So, full disclosure, I did find a bug in my parser, where I wasn’t handling this case properly:
```
- some text
some other text
```
and I was starting a list. Fixed that, but along the way, I have hit an interesting issue:
- <script>
- some text
some other text
</script>
So, based on that input, the Dingus for the CommonMark reference implementation gives:
<ul>
<li>
<script>
</li>
<li>some text
some other text</li>
</ul>
</script>
and my implementation currently gives:
<ul>
<li>
<script>
</li>
<li>some text
some other text
</script></li>
</ul>
Now, granted, the difference is small, but as I am trying to be on point with the reference definition, any change is important to me. In this case, my implementation gets to the last line and considers that line at first to be a HTML Type 7 block.
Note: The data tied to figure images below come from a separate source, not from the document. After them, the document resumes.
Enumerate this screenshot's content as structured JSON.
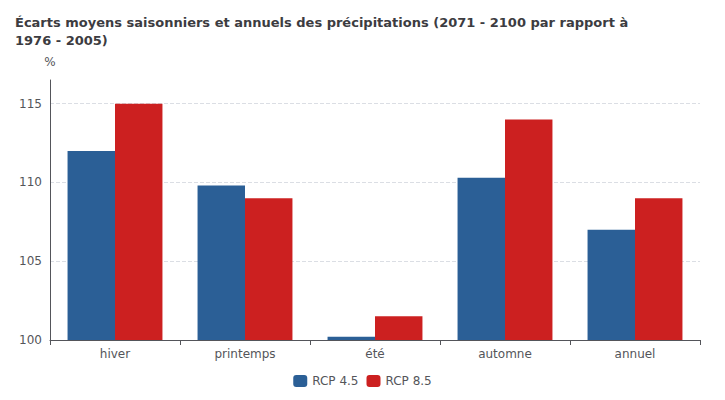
{
  "chart_data": {
    "type": "bar",
    "title": "Écarts moyens saisonniers et annuels des précipitations (2071 - 2100 par rapport à\n1976 - 2005)",
    "categories": [
      "hiver",
      "printemps",
      "été",
      "automne",
      "annuel"
    ],
    "series": [
      {
        "name": "RCP 4.5",
        "color": "#2b5f96",
        "values": [
          112.0,
          109.8,
          100.2,
          110.3,
          107.0
        ]
      },
      {
        "name": "RCP 8.5",
        "color": "#cc2020",
        "values": [
          115.0,
          109.0,
          101.5,
          114.0,
          109.0
        ]
      }
    ],
    "ylabel": "%",
    "ylim": [
      100,
      116.5
    ],
    "yticks": [
      100,
      105,
      110,
      115
    ],
    "grid": true,
    "legend": "bottom"
  }
}
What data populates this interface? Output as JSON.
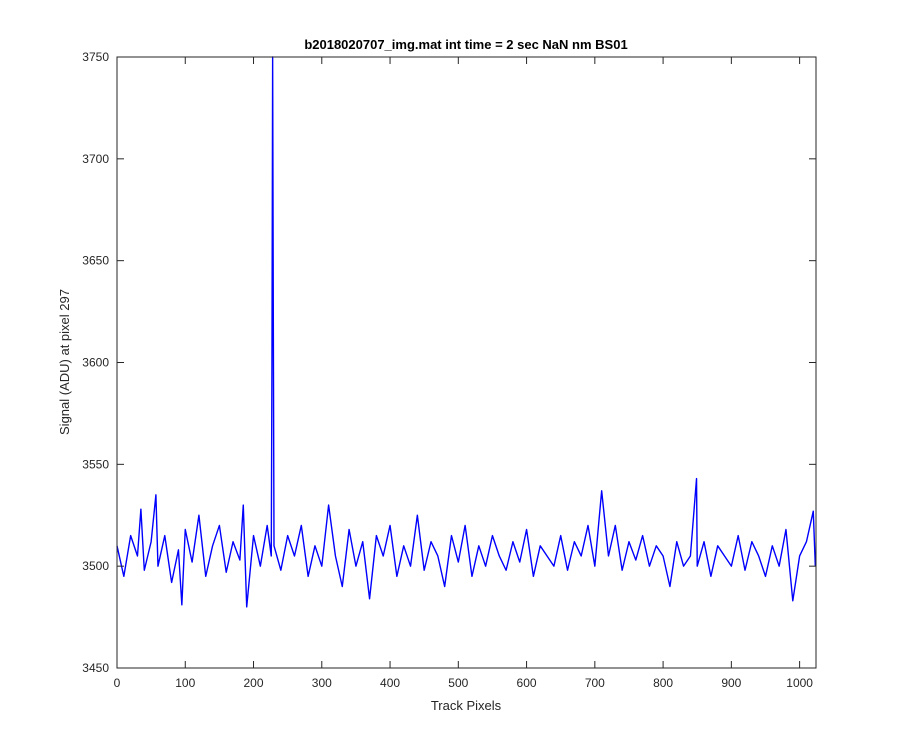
{
  "chart_data": {
    "type": "line",
    "title": "b2018020707_img.mat int time = 2 sec  NaN nm BS01",
    "xlabel": "Track Pixels",
    "ylabel": "Signal (ADU) at pixel 297",
    "xlim": [
      0,
      1024
    ],
    "ylim": [
      3450,
      3750
    ],
    "x_ticks": [
      0,
      100,
      200,
      300,
      400,
      500,
      600,
      700,
      800,
      900,
      1000
    ],
    "y_ticks": [
      3450,
      3500,
      3550,
      3600,
      3650,
      3700,
      3750
    ],
    "x_tick_labels": [
      "0",
      "100",
      "200",
      "300",
      "400",
      "500",
      "600",
      "700",
      "800",
      "900",
      "1000"
    ],
    "y_tick_labels": [
      "3450",
      "3500",
      "3550",
      "3600",
      "3650",
      "3700",
      "3750"
    ],
    "grid": false,
    "series": [
      {
        "color": "#0000ff",
        "x": [
          0,
          10,
          20,
          30,
          35,
          40,
          50,
          57,
          60,
          70,
          80,
          90,
          95,
          100,
          110,
          120,
          130,
          140,
          150,
          160,
          170,
          180,
          185,
          190,
          200,
          210,
          220,
          226,
          227,
          228,
          229,
          230,
          240,
          250,
          260,
          270,
          280,
          290,
          300,
          310,
          320,
          330,
          340,
          350,
          360,
          370,
          380,
          390,
          400,
          410,
          420,
          430,
          440,
          450,
          460,
          470,
          480,
          490,
          500,
          510,
          520,
          530,
          540,
          550,
          560,
          570,
          580,
          590,
          600,
          610,
          620,
          630,
          640,
          650,
          660,
          670,
          680,
          690,
          700,
          710,
          720,
          730,
          740,
          750,
          760,
          770,
          780,
          790,
          800,
          810,
          820,
          830,
          840,
          849,
          850,
          860,
          870,
          880,
          890,
          900,
          910,
          920,
          930,
          940,
          950,
          960,
          970,
          980,
          990,
          1000,
          1010,
          1020,
          1023
        ],
        "values": [
          3510,
          3495,
          3515,
          3505,
          3528,
          3498,
          3512,
          3535,
          3500,
          3515,
          3492,
          3508,
          3481,
          3518,
          3502,
          3525,
          3495,
          3510,
          3520,
          3497,
          3512,
          3503,
          3530,
          3480,
          3515,
          3500,
          3520,
          3505,
          3600,
          3750,
          3620,
          3510,
          3498,
          3515,
          3505,
          3520,
          3495,
          3510,
          3500,
          3530,
          3505,
          3490,
          3518,
          3500,
          3512,
          3484,
          3515,
          3505,
          3520,
          3495,
          3510,
          3500,
          3525,
          3498,
          3512,
          3505,
          3490,
          3515,
          3502,
          3520,
          3495,
          3510,
          3500,
          3515,
          3505,
          3498,
          3512,
          3502,
          3518,
          3495,
          3510,
          3505,
          3500,
          3515,
          3498,
          3512,
          3505,
          3520,
          3500,
          3537,
          3505,
          3520,
          3498,
          3512,
          3503,
          3515,
          3500,
          3510,
          3505,
          3490,
          3512,
          3500,
          3505,
          3543,
          3500,
          3512,
          3495,
          3510,
          3505,
          3500,
          3515,
          3498,
          3512,
          3505,
          3495,
          3510,
          3500,
          3518,
          3483,
          3505,
          3512,
          3527,
          3500
        ]
      }
    ]
  }
}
But because Type 7 blocks cannot continue a paragraph and one is already in progress, it makes itself ineligible, effectively becoming normal text. Then, during the inline phase of my processing, it becomes a Raw HTML block, but inside of the paragraph.
Looking at the output for the reference implementation, my guess is that something is happening that evaluates to a non-paragraph state, causing the list to be terminated, and then for that same text (now that the paragraph is closed) to become a Type 7 HTML block. But I am not sure.
Can I get some assistance on figuring this out?